Deadly bombings in the Gaza Strip despite calls for a ceasefire between Hamas and Israel

Deadly bombings targeted the Gaza Strip on Monday, where Israel continues its offensive against Hamas in the town of Rafah and says it is determined to defeat the Palestinian Islamist movement, despite calls for a ceasefire.

The United States on Sunday called on Hamas to accept an Israeli plan presented Friday by American President Joe Biden for a ceasefire after almost eight months of war.

But the Israeli Prime Minister, Benjamin Netanyahu, reaffirmed after the announcement of this plan his determination to continue the war until the elimination of Hamas, author of a bloody attack on October 7 against Israel, and the release of the hostages removed that day.

The Israeli army continues its ground offensive in Rafah, a border town with Egypt in the south of the Palestinian territory, to destroy the last battalions of Hamas.

On Monday, airstrikes and artillery fire targeted Rafah, mainly the Tal al-Sultan area in the west of the city, according to a witness.
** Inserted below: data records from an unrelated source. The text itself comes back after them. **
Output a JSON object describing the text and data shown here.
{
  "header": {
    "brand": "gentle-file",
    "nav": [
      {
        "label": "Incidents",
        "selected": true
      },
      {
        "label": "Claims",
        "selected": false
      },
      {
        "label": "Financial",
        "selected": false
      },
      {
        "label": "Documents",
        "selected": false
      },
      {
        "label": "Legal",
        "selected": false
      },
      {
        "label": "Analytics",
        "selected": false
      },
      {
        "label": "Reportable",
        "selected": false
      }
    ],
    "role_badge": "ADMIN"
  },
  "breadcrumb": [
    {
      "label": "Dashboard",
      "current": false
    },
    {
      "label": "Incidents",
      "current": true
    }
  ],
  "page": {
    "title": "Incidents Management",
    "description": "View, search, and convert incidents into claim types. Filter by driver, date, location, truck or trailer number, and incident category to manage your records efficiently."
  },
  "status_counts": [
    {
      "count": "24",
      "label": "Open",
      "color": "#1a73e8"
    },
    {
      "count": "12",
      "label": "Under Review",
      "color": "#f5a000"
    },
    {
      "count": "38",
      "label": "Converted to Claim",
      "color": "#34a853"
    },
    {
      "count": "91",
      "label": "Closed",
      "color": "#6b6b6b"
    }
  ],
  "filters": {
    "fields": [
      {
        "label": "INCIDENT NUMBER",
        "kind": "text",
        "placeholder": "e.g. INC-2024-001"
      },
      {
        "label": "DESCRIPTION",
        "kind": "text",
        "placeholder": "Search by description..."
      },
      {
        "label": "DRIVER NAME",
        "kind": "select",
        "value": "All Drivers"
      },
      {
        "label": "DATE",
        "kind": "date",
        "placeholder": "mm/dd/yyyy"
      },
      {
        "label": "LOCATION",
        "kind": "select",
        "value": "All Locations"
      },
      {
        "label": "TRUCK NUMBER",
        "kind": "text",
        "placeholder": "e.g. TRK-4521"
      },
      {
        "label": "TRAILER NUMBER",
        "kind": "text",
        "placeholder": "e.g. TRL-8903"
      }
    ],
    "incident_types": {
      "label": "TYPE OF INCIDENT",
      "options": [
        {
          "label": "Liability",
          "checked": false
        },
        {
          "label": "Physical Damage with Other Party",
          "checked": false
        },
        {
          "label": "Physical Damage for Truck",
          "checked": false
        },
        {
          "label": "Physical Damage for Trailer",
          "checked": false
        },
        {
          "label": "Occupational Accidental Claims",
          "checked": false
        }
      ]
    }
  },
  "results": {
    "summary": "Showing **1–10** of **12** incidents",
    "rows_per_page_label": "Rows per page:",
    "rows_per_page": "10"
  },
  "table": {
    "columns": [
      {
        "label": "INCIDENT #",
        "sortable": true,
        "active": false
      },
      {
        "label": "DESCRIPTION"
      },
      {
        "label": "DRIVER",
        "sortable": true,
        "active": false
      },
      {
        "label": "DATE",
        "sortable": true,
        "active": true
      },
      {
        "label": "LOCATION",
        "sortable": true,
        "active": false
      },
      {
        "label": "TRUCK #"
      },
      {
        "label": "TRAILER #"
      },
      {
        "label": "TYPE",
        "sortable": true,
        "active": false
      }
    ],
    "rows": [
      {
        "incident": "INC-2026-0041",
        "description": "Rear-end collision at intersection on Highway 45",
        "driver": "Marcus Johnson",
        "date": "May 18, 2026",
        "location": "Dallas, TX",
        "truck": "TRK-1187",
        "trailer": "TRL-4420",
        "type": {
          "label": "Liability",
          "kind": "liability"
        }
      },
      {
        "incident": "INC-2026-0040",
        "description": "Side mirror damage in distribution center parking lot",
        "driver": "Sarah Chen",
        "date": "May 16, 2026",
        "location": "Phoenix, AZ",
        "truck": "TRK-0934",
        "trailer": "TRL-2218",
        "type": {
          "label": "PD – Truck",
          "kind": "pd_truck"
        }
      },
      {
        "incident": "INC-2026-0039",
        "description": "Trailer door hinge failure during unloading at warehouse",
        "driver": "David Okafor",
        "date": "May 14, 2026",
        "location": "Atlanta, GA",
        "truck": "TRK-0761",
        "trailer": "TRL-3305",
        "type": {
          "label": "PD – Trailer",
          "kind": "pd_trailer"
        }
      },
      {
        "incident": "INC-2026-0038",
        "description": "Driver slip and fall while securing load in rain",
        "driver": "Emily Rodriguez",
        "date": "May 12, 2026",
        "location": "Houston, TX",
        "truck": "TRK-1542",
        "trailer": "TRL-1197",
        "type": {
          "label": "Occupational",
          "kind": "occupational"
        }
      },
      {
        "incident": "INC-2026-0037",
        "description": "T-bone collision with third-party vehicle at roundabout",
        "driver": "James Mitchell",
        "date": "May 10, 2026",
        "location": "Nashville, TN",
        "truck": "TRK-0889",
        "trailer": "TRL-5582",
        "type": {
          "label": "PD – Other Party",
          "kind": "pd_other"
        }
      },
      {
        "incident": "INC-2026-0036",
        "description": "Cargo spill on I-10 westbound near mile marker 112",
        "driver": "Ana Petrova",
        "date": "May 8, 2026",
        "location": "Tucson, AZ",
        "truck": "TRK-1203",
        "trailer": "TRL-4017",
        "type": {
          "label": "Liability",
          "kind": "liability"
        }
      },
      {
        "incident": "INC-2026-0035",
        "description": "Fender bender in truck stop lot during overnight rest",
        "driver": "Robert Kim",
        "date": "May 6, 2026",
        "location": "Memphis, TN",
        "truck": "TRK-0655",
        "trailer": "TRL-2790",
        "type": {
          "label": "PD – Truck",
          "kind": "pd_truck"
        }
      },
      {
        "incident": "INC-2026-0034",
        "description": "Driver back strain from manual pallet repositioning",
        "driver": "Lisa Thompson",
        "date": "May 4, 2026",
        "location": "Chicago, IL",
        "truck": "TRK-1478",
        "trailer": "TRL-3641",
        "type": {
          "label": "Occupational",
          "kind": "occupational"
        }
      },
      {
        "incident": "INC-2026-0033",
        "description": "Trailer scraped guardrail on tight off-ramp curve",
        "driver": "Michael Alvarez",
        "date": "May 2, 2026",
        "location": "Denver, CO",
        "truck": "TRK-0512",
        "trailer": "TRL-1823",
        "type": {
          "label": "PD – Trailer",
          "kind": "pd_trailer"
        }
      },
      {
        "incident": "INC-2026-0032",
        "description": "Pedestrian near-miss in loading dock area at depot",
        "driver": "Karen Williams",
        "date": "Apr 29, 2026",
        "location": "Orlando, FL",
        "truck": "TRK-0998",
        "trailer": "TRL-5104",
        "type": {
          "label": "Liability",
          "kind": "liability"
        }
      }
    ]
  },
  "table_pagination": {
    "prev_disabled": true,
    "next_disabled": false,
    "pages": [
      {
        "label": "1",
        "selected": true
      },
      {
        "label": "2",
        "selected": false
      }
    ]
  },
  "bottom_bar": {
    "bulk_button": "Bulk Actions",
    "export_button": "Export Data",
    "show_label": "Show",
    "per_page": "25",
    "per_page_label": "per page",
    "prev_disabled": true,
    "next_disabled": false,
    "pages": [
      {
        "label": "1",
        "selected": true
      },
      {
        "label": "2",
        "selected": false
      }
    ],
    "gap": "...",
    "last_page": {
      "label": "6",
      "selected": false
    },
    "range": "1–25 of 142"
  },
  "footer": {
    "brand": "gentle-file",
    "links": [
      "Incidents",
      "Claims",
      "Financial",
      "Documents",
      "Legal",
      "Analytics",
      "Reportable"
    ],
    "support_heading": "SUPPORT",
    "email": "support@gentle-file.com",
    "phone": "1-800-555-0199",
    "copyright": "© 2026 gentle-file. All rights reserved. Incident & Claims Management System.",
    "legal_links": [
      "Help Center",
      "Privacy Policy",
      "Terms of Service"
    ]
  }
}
Another witness reported intense fighting in eastern Khan Yunis, a few kilometers away.

During the night, at least 20 people died in strikes and artillery fire, including six in the Bureij camp in the central Gaza Strip and ten in the Armadhiya area of ​​Khan Yunis, according to reports. medical sources.

Four bodies were taken out of two bombed houses in Zeitoun, a district of Gaza City in the north, according to civil defense.
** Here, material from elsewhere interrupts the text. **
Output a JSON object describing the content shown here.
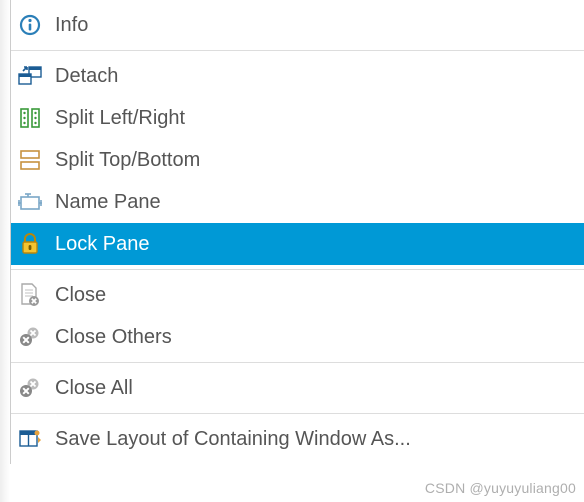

The army announced that it had struck “more than 50 targets” the day before across the Gaza Strip and was carrying out “targeted operations in the Rafah sector”.

“Overwhelmed” by sewers

The ground offensive on Rafah that began on May 7 pushed, according to the UN, around a million Palestinians to flee.

In the ruins of Khan Younès, residents tried on Sunday to evacuate the sewers which invaded the tents pitched between the skeletons of the buildings. Others made their way through pools of grayish water cluttered with rubbish.

“The wastewater overwhelmed us,” Abdul Samad Barbakh, a resident of the town, told AFP.

“Mosquitoes bite us and our children all night long. There is no drinking water. There isn’t even a water seller on the streets. There isn’t even any sea water,” said a man, Said Ashour.

The war broke out on October 7 when Hamas commandos infiltrated from Gaza carried out an attack on southern Israel, which resulted in the deaths of 1,190 people, mostly civilians, according to an AFP count made from official Israeli data.

Of the 252 people kidnapped during the attack, 121 are still held hostage in Gaza, of whom 37 are dead, according to the Israeli army.

The Israeli offensive in the Gaza Strip has killed 36,439 people so far, according to data from the Health Ministry of the Hamas-led Gaza government.

The war has also inflamed tensions in the region. During the night from Sunday to Monday, Israel struck a factory near Aleppo in northern Syria, killing 16 pro-Iranian fighters, both Syrian and foreign, according to the Syrian Observatory for Human Rights.

Qatar, the United States and Egypt, mediators in the conflict, jointly called on Saturday “Hamas and Israel to finalize the ceasefire agreement based on the principles set out by President Joe Biden.”

Netanyahu under pressure

This road map proposed by Israel provides in a first phase, according to Joe Biden, a six-week ceasefire accompanied by an Israeli withdrawal from densely populated areas of Gaza, the release of certain hostages, notably women and sick people, and Palestinian prisoners held by Israel.

The ceasefire could become “permanent” if Hamas “respects its commitments”, according to Mr. Biden.

But Benjamin Netanyahu, under very strong pressure from public opinion and his far-right allies, affirmed on Saturday that the “conditions” for achieving a “permanent ceasefire” had not changed and included the “destruction” of the Islamist movement, in power in Gaza since 2007, as well as the “release of all hostages”.

Hamas said it considered the road map “positively” but also reiterated its demands for a permanent ceasefire and a total Israeli withdrawal from Gaza.

On Sunday, US Secretary of State Antony Blinken “welcomed Israel’s willingness to reach an agreement and affirmed that it was up to Hamas to accept it,” during a telephone interview with the Israeli Minister of Security. Defense, Yoav Gallant, according to the State Department.

“Children are dying of hunger”

In the territory besieged by Israel, hit by a major humanitarian disaster, the Rafah crossing point with Egypt, crucial for the delivery of international aid, has been closed since the Israeli army took control of it on May 7 on the Palestinian side.

According to humanitarian organizations, the aid entering the Gaza Strip is insufficient and does not reach the people who need it most.

In a hospital in Deir al-Balah, a 33-year-old woman, Amira al-Taweel, said she could not find milk for her malnourished baby. “Youssef needs milk, in addition to his medical treatment, but there is none in Gaza,” this woman told AFP, holding the little boy on a drip in her arms.

“Children are dying of starvation,” warned World Health Organization spokesperson Margaret Harris on Saturday.